Kate Middleton hat die Chance, sich eines Tages Queen nennen zu dürfen.
Kate Middleton hat die Chance, sich eines Tages Queen nennen zu dürfen.

Kate Middleton hat die Chance, sich eines Tages Queen nennen zu dürfen.

dpa

Kate Middleton hat die Chance, sich eines Tages Queen nennen zu dürfen.

London (dpa) - Jahrelang wurde sie als «Waity Katie» verspottet, weil sie auf den Antrag ihres Prinzen so lange warten musste. Am 29. April wird Kate Middleton nun aber Prinzessin. Doch damit ist ihr künftiger Name noch nicht geklärt. Einige Besonderheiten zur Titelfrage im britischen Adel:

Wie wird Kate Middleton nach ihrer Hochzeit heißen?

Hundertprozentig ist das noch nicht geklärt. Da sie selbst nicht blaublütig ist, darf sie den strengen Regeln des königlichen Hofes folgend eigentlich nicht Prinzessin Catherine heißen. Offizieller Name wäre «Ihre Königliche Hoheit Princess William». Da sie selbst aber offenbar «Prinzessin Catherine» genannt werden möchte, dürfte sich dieser Name als inoffizieller Rufname durchsetzen.

Gibt es einen Weg vorbei an «Princess William»?

Ja. Es ist am Hof die Tradition, dass königliche Prinzen zur Heirat vom regierenden Monarchen ein Herzogs- oder Fürstentum geschenkt bekommen. Dann würde William neben seinem königlichen Prinzentitel auch den Titel Duke (Herzog) führen. Kate würde dann automatisch zur Herzogin (Duchess). Auch die lange Zeit bei der Queen unbeliebte Camilla wurde nach ihrer Hochzeit mit Prinz Charles zur Duchess of Cornwall. Charles ist beides: Prince of Wales und Duke of Cornwall.

Welches Herzogtum wäre für William und Kate überhaupt frei?

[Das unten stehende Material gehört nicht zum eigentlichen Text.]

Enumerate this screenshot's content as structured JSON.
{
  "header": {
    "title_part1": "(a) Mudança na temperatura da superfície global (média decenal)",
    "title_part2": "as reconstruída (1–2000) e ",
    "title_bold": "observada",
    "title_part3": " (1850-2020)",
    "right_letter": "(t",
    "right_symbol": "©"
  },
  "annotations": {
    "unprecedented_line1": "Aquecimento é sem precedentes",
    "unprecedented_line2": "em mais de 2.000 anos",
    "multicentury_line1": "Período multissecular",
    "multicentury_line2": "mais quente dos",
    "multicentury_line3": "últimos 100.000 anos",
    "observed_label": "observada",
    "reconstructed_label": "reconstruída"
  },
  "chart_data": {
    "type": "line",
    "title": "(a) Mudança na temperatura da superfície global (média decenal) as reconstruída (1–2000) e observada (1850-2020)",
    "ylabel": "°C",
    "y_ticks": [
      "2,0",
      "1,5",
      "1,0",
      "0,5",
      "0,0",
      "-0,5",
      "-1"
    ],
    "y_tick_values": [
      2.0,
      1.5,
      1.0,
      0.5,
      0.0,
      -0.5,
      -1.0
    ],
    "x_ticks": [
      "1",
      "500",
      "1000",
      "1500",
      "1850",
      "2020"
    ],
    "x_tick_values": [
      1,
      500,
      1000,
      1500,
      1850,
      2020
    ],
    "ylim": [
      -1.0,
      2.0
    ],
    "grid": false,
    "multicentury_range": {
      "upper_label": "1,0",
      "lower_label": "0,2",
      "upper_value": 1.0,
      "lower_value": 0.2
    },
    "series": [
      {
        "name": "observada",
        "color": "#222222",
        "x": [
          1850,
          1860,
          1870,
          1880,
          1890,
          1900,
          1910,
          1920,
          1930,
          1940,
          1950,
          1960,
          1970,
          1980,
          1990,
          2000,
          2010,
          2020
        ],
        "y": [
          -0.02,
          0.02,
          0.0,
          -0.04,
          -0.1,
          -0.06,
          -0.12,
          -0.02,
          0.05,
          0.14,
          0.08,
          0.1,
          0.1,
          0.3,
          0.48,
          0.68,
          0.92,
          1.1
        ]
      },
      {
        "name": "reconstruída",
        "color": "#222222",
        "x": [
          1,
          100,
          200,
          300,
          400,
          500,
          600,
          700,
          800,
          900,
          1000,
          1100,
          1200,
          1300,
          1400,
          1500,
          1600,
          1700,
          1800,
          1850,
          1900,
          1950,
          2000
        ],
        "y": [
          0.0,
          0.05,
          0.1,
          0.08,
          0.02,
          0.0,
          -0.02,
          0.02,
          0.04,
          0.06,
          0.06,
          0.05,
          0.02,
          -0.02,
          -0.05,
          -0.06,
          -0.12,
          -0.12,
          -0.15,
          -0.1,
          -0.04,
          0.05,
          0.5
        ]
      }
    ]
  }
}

Im Gespräch ist, dass beide Duke and Duchess of Cambridge werden sollen. Hinter vorgehaltener Hand wird im britischen Parlament aber schon gerangelt. Viele Parlamentarier versuchen über politische Wege, das Herzogtum ihres Wahlkreises ins Spiel zu bringen - bessere Tourismuswerbung gäbe es kaum. Welche Herzogtümer derzeit unbesetzt sind, darüber wacht am britischen Hof eine eigene Kommission, das Privy Council («Geheimer Rat»).

Was steht dem entgegen?

William selbst. Er möchte nach Informationen britischer Medien nicht seinen Namen durch die Ergänzung eines Herzogtitels verändern. Er sei sein Leben lang Prinz William gewesen und wolle das auch bleiben - bis er irgendwann einmal König wird. William möchte wohl durchsetzen, dass seine zukünftige Frau auch ohne Herzogtum Prinzessin Catherine sein darf. Obwohl ihm ein sehr gutes Verhältnis zu seiner Großmutter, der Queen, nachgesagt wird, werden ihm dabei aber nicht die größten Chancen eingeräumt.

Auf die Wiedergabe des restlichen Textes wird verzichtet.